In case you don’t know, Node supports the async await pattern, so you could easily eliminate callback hell by using it with promises. Combined with Mongoose, I’d write'/login', async (req, res) =>
    let user = await users.findOne({ "uid": req.body.uid }).exec();
    // Do something with the user

The mistake possible here, is it you forget the await keyword, you’d get a Promise instead of the value which you’d expect. Took me an hour to find this.

Only since 7.6. And if you got callback hell you’re probably doing something wrong to begin with.

Not that there’s anything wrong with Promises (async/await) per se as long as you know what you’re doing.


You should avoid using the ‘new’ keyword entirely, it’s not necessary (unless some odd api requires it for some god forsaken reason).

The next mistake there is that if you do not wrap the await call in a try-catch (and handle it by possibly forwarding the error to next() - third parameter of the callback function) you’ll get an uncaught promise rejection error when the promise rejects, and that’ll cause Node to exit.

I know the need of using try catch to catch the errors, but not the next parameter. As far as I’m aware, the next parameter is only present in the middlewares in express.

function (req, res, next)
    // call next to begin calling the middleware described next

But in case of route handlers, there is no next parameter as far as I know.
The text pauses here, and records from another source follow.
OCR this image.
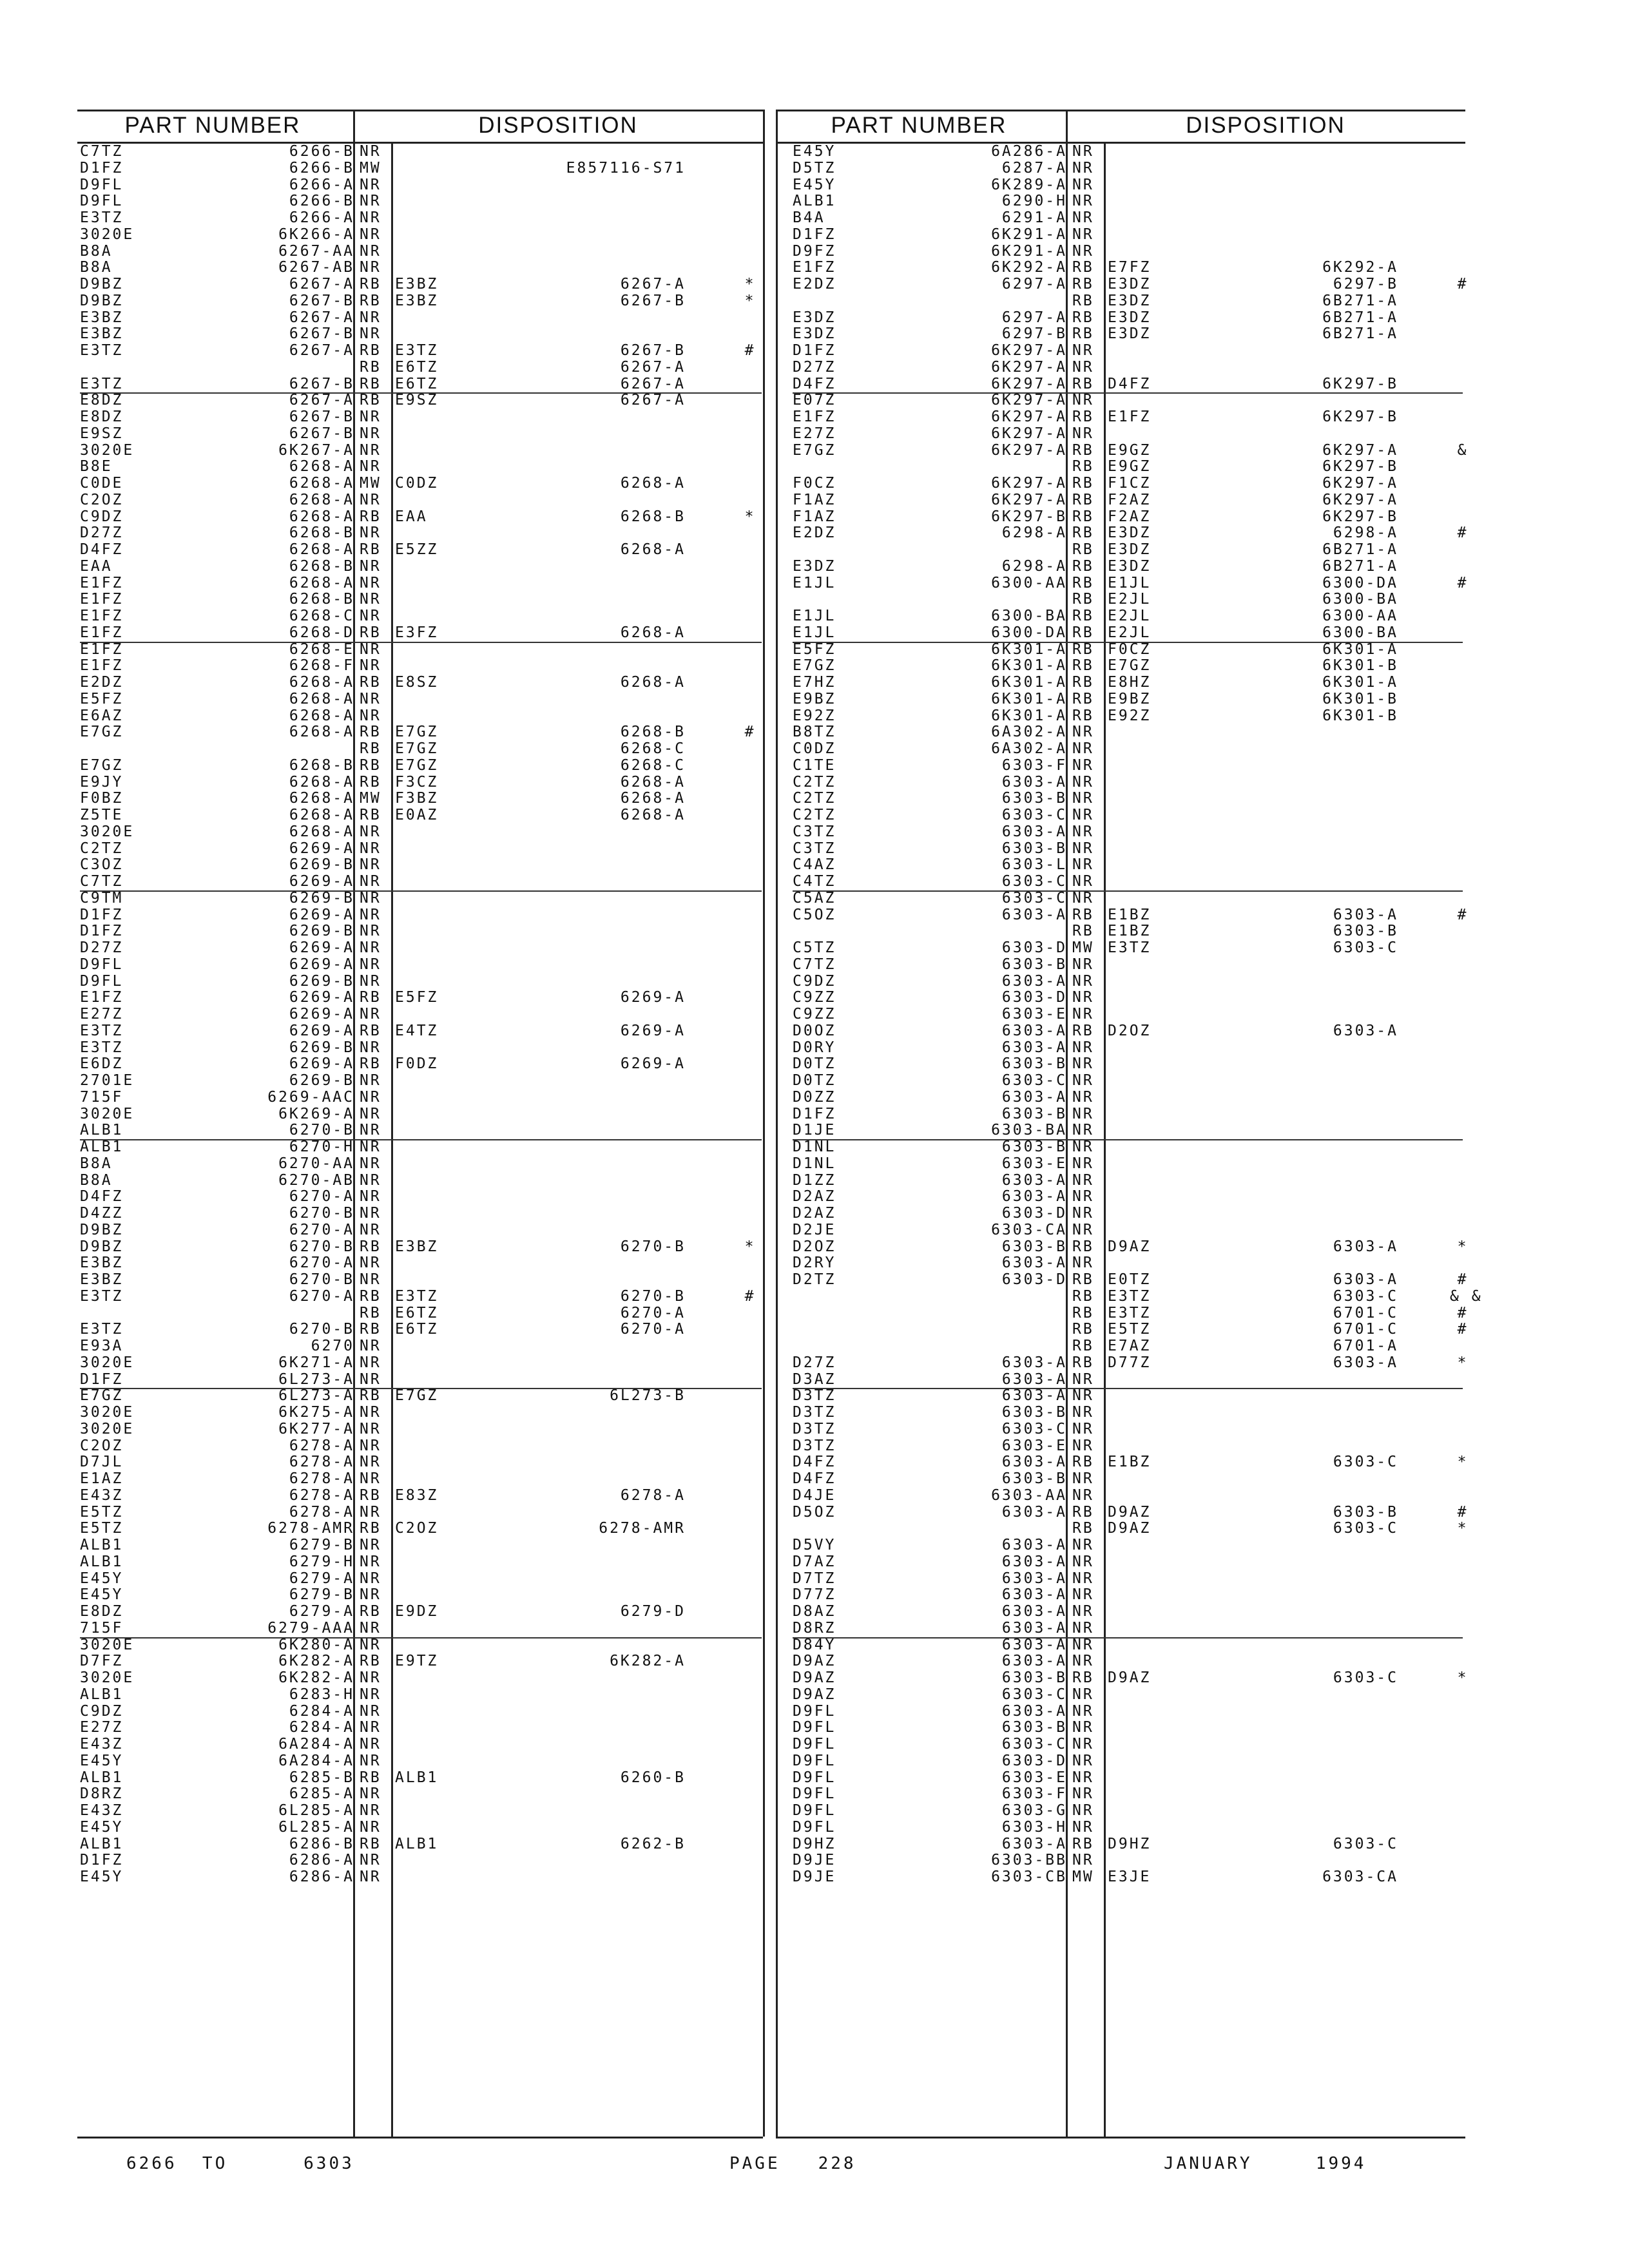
PART NUMBER	DISPOSITION	PART NUMBER	DISPOSITION
C7TZ	6266-B NR
D1FZ	6266-B MW	E857116-S71
D9FL	6266-A NR
D9FL	6266-B NR
E3TZ	6266-A NR
3020E	6K266-A NR
B8A	6267-AA NR
B8A	6267-AB NR
D9BZ	6267-A RB E3BZ	6267-A	*
D9BZ	6267-B RB E3BZ	6267-B	*
E3BZ	6267-A NR
E3BZ	6267-B NR
E3TZ	6267-A RB E3TZ	6267-B	#
RB E6TZ	6267-A
E3TZ	6267-B RB E6TZ	6267-A
E8DZ	6267-A RB E9SZ	6267-A
E8DZ	6267-B NR
E9SZ	6267-B NR
3020E	6K267-A NR
B8E	6268-A NR
C0DE	6268-A MW C0DZ	6268-A
C2OZ	6268-A NR
C9DZ	6268-A RB EAA	6268-B	*
D27Z	6268-B NR
D4FZ	6268-A RB E5ZZ	6268-A
EAA	6268-B NR
E1FZ	6268-A NR
E1FZ	6268-B NR
E1FZ	6268-C NR
E1FZ	6268-D RB E3FZ	6268-A
E1FZ	6268-E NR
E1FZ	6268-F NR
E2DZ	6268-A RB E8SZ	6268-A
E5FZ	6268-A NR
E6AZ	6268-A NR
E7GZ	6268-A RB E7GZ	6268-B	#
RB E7GZ	6268-C
E7GZ	6268-B RB E7GZ	6268-C
E9JY	6268-A RB F3CZ	6268-A
F0BZ	6268-A MW F3BZ	6268-A
Z5TE	6268-A RB E0AZ	6268-A
3020E	6268-A NR
C2TZ	6269-A NR
C3OZ	6269-B NR
C7TZ	6269-A NR
C9TM	6269-B NR
D1FZ	6269-A NR
D1FZ	6269-B NR
D27Z	6269-A NR
D9FL	6269-A NR
D9FL	6269-B NR
E1FZ	6269-A RB E5FZ	6269-A
E27Z	6269-A NR
E3TZ	6269-A RB E4TZ	6269-A
E3TZ	6269-B NR
E6DZ	6269-A RB F0DZ	6269-A
2701E	6269-B NR
715F	6269-AAC NR
3020E	6K269-A NR
ALB1	6270-B NR
ALB1	6270-H NR
B8A	6270-AA NR
B8A	6270-AB NR
D4FZ	6270-A NR
D4ZZ	6270-B NR
D9BZ	6270-A NR
D9BZ	6270-B RB E3BZ	6270-B	*
E3BZ	6270-A NR
E3BZ	6270-B NR
E3TZ	6270-A RB E3TZ	6270-B	#
RB E6TZ	6270-A
E3TZ	6270-B RB E6TZ	6270-A
E93A	6270 NR
3020E	6K271-A NR
D1FZ	6L273-A NR
E7GZ	6L273-A RB E7GZ	6L273-B
3020E	6K275-A NR
3020E	6K277-A NR
C2OZ	6278-A NR
D7JL	6278-A NR
E1AZ	6278-A NR
E43Z	6278-A RB E83Z	6278-A
E5TZ	6278-A NR
E5TZ	6278-AMR RB C2OZ	6278-AMR
ALB1	6279-B NR
ALB1	6279-H NR
E45Y	6279-A NR
E45Y	6279-B NR
E8DZ	6279-A RB E9DZ	6279-D
715F	6279-AAA NR
3020E	6K280-A NR
D7FZ	6K282-A RB E9TZ	6K282-A
3020E	6K282-A NR
ALB1	6283-H NR
C9DZ	6284-A NR
E27Z	6284-A NR
E43Z	6A284-A NR
E45Y	6A284-A NR
ALB1	6285-B RB ALB1	6260-B
D8RZ	6285-A NR
E43Z	6L285-A NR
E45Y	6L285-A NR
ALB1	6286-B RB ALB1	6262-B
D1FZ	6286-A NR
E45Y	6286-A NR
E45Y	6A286-A NR
D5TZ	6287-A NR
E45Y	6K289-A NR
ALB1	6290-H NR
B4A	6291-A NR
D1FZ	6K291-A NR
D9FZ	6K291-A NR
E1FZ	6K292-A RB E7FZ	6K292-A
E2DZ	6297-A RB E3DZ	6297-B	#
RB E3DZ	6B271-A
E3DZ	6297-A RB E3DZ	6B271-A
E3DZ	6297-B RB E3DZ	6B271-A
D1FZ	6K297-A NR
D27Z	6K297-A NR
D4FZ	6K297-A RB D4FZ	6K297-B
E07Z	6K297-A NR
E1FZ	6K297-A RB E1FZ	6K297-B
E27Z	6K297-A NR
E7GZ	6K297-A RB E9GZ	6K297-A	&
RB E9GZ	6K297-B
F0CZ	6K297-A RB F1CZ	6K297-A
F1AZ	6K297-A RB F2AZ	6K297-A
F1AZ	6K297-B RB F2AZ	6K297-B
E2DZ	6298-A RB E3DZ	6298-A	#
RB E3DZ	6B271-A
E3DZ	6298-A RB E3DZ	6B271-A
E1JL	6300-AA RB E1JL	6300-DA	#
RB E2JL	6300-BA
E1JL	6300-BA RB E2JL	6300-AA
E1JL	6300-DA RB E2JL	6300-BA
E5FZ	6K301-A RB F0CZ	6K301-A
E7GZ	6K301-A RB E7GZ	6K301-B
E7HZ	6K301-A RB E8HZ	6K301-A
E9BZ	6K301-A RB E9BZ	6K301-B
E92Z	6K301-A RB E92Z	6K301-B
B8TZ	6A302-A NR
C0DZ	6A302-A NR
C1TE	6303-F NR
C2TZ	6303-A NR
C2TZ	6303-B NR
C2TZ	6303-C NR
C3TZ	6303-A NR
C3TZ	6303-B NR
C4AZ	6303-L NR
C4TZ	6303-C NR
C5AZ	6303-C NR
C5OZ	6303-A RB E1BZ	6303-A	#
RB E1BZ	6303-B
C5TZ	6303-D MW E3TZ	6303-C
C7TZ	6303-B NR
C9DZ	6303-A NR
C9ZZ	6303-D NR
C9ZZ	6303-E NR
D0OZ	6303-A RB D2OZ	6303-A
D0RY	6303-A NR
D0TZ	6303-B NR
D0TZ	6303-C NR
D0ZZ	6303-A NR
D1FZ	6303-B NR
D1JE	6303-BA NR
D1NL	6303-B NR
D1NL	6303-E NR
D1ZZ	6303-A NR
D2AZ	6303-A NR
D2AZ	6303-D NR
D2JE	6303-CA NR
D2OZ	6303-B RB D9AZ	6303-A	*
D2RY	6303-A NR
D2TZ	6303-D RB E0TZ	6303-A	#
RB E3TZ	6303-C	& &
RB E3TZ	6701-C	#
RB E5TZ	6701-C	#
RB E7AZ	6701-A
D27Z	6303-A RB D77Z	6303-A	*
D3AZ	6303-A NR
D3TZ	6303-A NR
D3TZ	6303-B NR
D3TZ	6303-C NR
D3TZ	6303-E NR
D4FZ	6303-A RB E1BZ	6303-C	*
D4FZ	6303-B NR
D4JE	6303-AA NR
D5OZ	6303-A RB D9AZ	6303-B	#
RB D9AZ	6303-C	*
D5VY	6303-A NR
D7AZ	6303-A NR
D7TZ	6303-A NR
D77Z	6303-A NR
D8AZ	6303-A NR
D8RZ	6303-A NR
D84Y	6303-A NR
D9AZ	6303-A NR
D9AZ	6303-B RB D9AZ	6303-C	*
D9AZ	6303-C NR
D9FL	6303-A NR
D9FL	6303-B NR
D9FL	6303-C NR
D9FL	6303-D NR
D9FL	6303-E NR
D9FL	6303-F NR
D9FL	6303-G NR
D9FL	6303-H NR
D9HZ	6303-A RB D9HZ	6303-C
D9JE	6303-BB NR
D9JE	6303-CB MW E3JE	6303-CA
6266  TO      6303	PAGE   228	JANUARY     1994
Am I wrong somewhere?

Yes, you can use next, because the routing functions accept Middleware functions (and only Middleware functions) themselves. it’s just that most people leave out the next parameter, because it’s not needed in synchronous code (you could just as well throw an error there).

The number of times I stared at my screen, wondering why the position of the element I’ve just been working on is wrong, while I did everything right… A sure sign it’s time to shutdown your pc.